Notice how he states "our friends are ALL on board" and then proceeds to write that more of them live next door, as well. How can all live on board and yet more also live next door? Indeed, such an event is impossible, at least within the parameters of linear time, which, unfortunately, is how man generally perceives it.

However, time is subject to all points of view in the universe where each individual observer examines it from – as well as when each observer examines it be it the past, present or future. Thus, one observer's interpretation is only a singular diluted fractal detail that helps comprise the shape of Time Entirety, which of course, is alluded to as the music that the band plays on and on.

Thus, we all listen to the symphony of time as we ride in the Yellow Submarine, even if it appears that we are only neighbors to the Grand Vessel. After all, humanity is consistently constricted by its own cognitive failings.

Incidentally, this notion is also nascent in Nowhere Man during the following stanza:

Doesn't have a point of view
Knows not where he's going to

Isn't he a bit like you and me?


This song is believed to be written by the late, great John Lennon, but I believe this was a case where John (as he so often did) consulted Ringo for help with composing lyrics. Ringo's influence is as obvious as it is epiphanous.

Here, the Divine Drummer proliferates the precept that everybody is inherently a nobody who, in the confines of his or her own navigational confusion, is ultimately nowhere to be found.

What does that mean? What indeed, Ringo, what indeed.

The meaning is simple: Everybody is a nobody in their own unique way, and, subsequently, even nobodies can be embodied in the concept that is everybody.

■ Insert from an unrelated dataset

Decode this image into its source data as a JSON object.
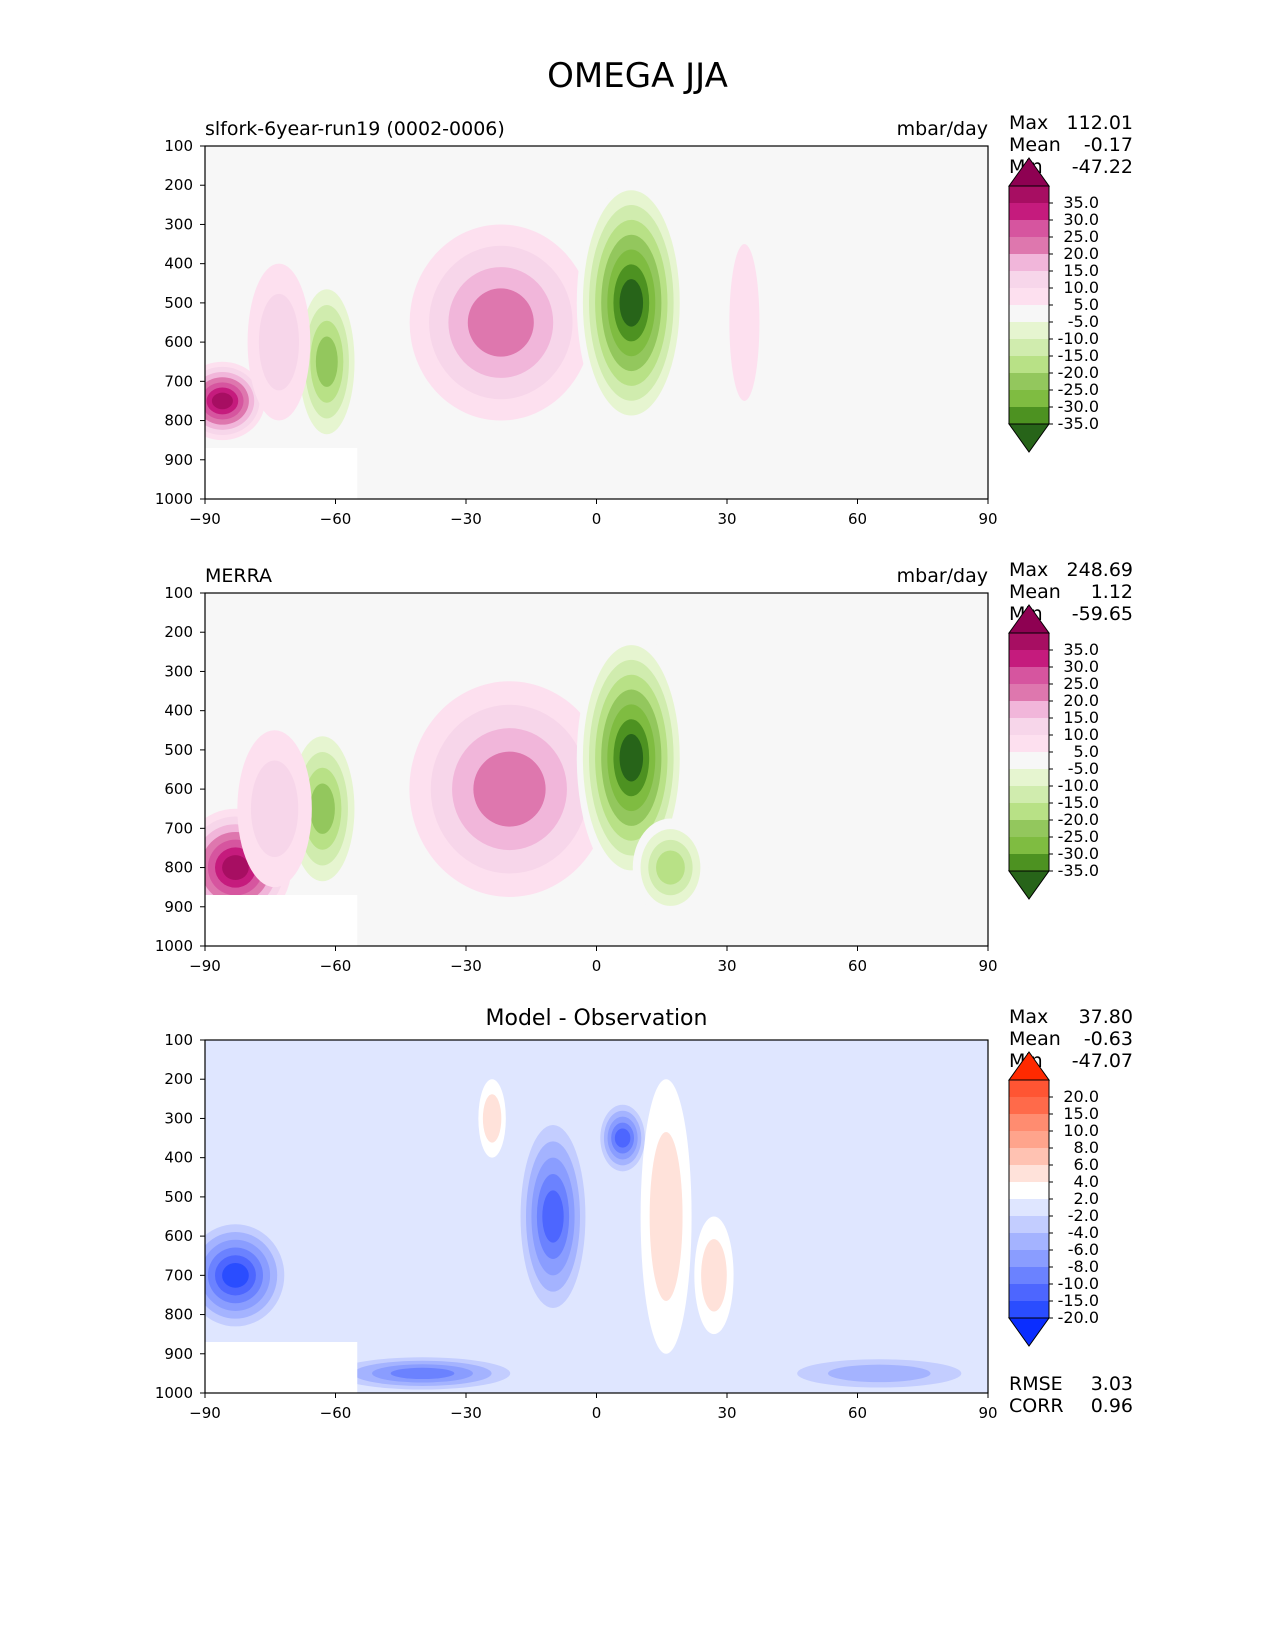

Thus, it also stands to reason that nowhere can indeed be found everywhere, especially in a Yellow Submarine.

Critics of Starr’s seminal philosophical works counter this theorem saying that the opposite is sublimely true, that there is no Yellow Submarine, only the empty meaningless pockets of cold space comprised of random matter particles completely devoid of purpose.

However, Ringo had previously covered this ground himself by noting that if such a truth was exposed, it would mean that we all live outside the Yellow Submarine’s hull, which is merely the aforementioned pocket of nothingness where, of course, only nothing can exist. Ringo brilliantly referred to this plane of non-existence as the shade in the Octopus’s Garden.

However, Ringo also realized that it is a paradox for one to exist in a plane of non-existence, even if we desire it so. And, of course, Ringo desired it so:

I'd like to be
Under the sea
In an Octopus's Garden
In the Shade.

Therefore, Ringo surmised that the meaning of life for us is to faithfully accept our roles as meandering passengers on that almighty celestial submarine. Unfortunately, Ringo secretly longed to leave the vessel and merge with the shade of nothingness that denotes a purposeless existence. So, as you can see, not only is Ringo the most profound mustachioed man to have ever lived, he is also one of the saddest.